Biz de hayal kırıklığı ile oradan çıkıp, B planını gerçekleştirmek üzere Kürkçü Han’a gittik. Burası da Mahmutpaşa’nın ana caddesi üzerinde bir han. Havlu, nevresim, çeyizlik vb. şeyler bulabilirsiniz. B planı dahilinde tanesi 1 liraya %100 pamuklu kurulama bezleri aldık. Bu bezi kısa kenarından boyuna bağlamaktayız. Uzun olduğu için çanaklı önlükten daha iyi oluyor. Tabii benim gibi üşengeç olmayan anneler, bağlamak yerine düğme-ilik, çıtçıt, cırtcırt gibi çözümler de bulabilirler.

Bu arada düğün dernek mevsimi başladığı için Mahmutpaşa çok neşeli, eğlenceli ve kalabalıktı. Bir çocuk için o kadar çok bakacak şey var ki, şaşıp şaşıp kalıyor gördüklerine. Gerçi oradaki çoğu şeye ben de çok şaşıyorum ya…
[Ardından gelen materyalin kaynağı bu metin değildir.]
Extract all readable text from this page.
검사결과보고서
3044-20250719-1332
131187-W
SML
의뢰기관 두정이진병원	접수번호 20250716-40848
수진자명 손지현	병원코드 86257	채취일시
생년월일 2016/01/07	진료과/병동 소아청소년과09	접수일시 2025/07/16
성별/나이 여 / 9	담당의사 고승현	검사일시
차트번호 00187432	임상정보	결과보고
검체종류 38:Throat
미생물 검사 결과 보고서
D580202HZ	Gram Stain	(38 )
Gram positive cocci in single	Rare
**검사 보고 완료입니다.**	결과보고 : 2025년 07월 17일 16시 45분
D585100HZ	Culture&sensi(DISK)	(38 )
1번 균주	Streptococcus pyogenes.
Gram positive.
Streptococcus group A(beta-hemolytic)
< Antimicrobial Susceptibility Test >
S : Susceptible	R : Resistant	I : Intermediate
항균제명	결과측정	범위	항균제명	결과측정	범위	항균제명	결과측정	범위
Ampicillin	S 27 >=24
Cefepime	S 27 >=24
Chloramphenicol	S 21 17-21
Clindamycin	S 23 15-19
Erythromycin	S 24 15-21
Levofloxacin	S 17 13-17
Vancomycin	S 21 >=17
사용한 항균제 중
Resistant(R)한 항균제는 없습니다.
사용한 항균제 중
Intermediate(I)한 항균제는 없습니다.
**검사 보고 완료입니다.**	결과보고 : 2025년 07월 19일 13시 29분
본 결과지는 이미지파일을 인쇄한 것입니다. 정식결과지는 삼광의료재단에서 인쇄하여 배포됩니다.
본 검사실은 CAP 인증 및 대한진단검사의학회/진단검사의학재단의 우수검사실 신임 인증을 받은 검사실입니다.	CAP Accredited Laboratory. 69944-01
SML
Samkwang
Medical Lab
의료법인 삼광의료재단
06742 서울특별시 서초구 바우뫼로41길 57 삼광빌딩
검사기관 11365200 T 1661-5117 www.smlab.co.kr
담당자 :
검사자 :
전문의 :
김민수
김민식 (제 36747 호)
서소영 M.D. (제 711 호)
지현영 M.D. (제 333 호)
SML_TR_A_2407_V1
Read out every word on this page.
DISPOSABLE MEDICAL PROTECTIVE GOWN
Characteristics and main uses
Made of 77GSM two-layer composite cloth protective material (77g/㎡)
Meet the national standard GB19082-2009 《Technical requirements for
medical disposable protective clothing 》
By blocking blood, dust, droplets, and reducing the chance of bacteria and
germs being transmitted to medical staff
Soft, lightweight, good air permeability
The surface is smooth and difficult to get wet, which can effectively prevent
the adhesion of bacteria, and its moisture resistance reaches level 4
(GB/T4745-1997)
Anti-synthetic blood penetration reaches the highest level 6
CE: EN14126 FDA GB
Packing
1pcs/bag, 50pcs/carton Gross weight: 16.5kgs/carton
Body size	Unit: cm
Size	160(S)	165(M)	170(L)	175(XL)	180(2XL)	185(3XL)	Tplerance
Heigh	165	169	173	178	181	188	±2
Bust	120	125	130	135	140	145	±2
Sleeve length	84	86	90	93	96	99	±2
Tabii bahar gelmişken içimiz gibi dışımızı da şenlendirmemek olmaz. Tüm aile üyelerine çifti 2 ila 5 liradan renkli çoraplar alarak alışverişimizi tamamladık. Bunları nereden aldığımızı hayatta söylemem çünkü bizim
bulabildiğimiz tek renkli erkek çorabı satan yer burası. Zira başka yerlerde, “Renkli erkek çorabı var mı?” sorusu karşılığında gösterilen haki ya da sütlü kahve oluyor.

Neyse, sonra pusette oturmaktan sıkılmış, ayakkabılarını ve çoraplarını çoktan fora etmiş İlyas’la simit kemirerek, Yeni Camii meydanına doğru yöneldik. Bu arada bu gezinin pusetteki bebeğinin suratını dahi battaniyeyle örten annelerin, kınayan bakışları altında gerçekleştiğini de belirtmemek olmaz. Neyse ki o civarda ecnebi sanılıyor ve annelerden laf yemekten bir miktar kurtuluyorum.

Cami Meydanı’na gelince İlyas’ı güvercinlerin arasına saldım. Terastan seyrettiği kuşların bu kadar yakınında ve çok olmasına bir süre şaştıktan sonra hemen bir süpürge bulup meydanı temizlemeye başladı benim titiz oğlum.

Gün bitmemişti ve daha Maçka parkında Balım’la randevumuz vardı. Biz de süpürgeyi yemci amcaya teslim edip dönüş yoluna koyulduk.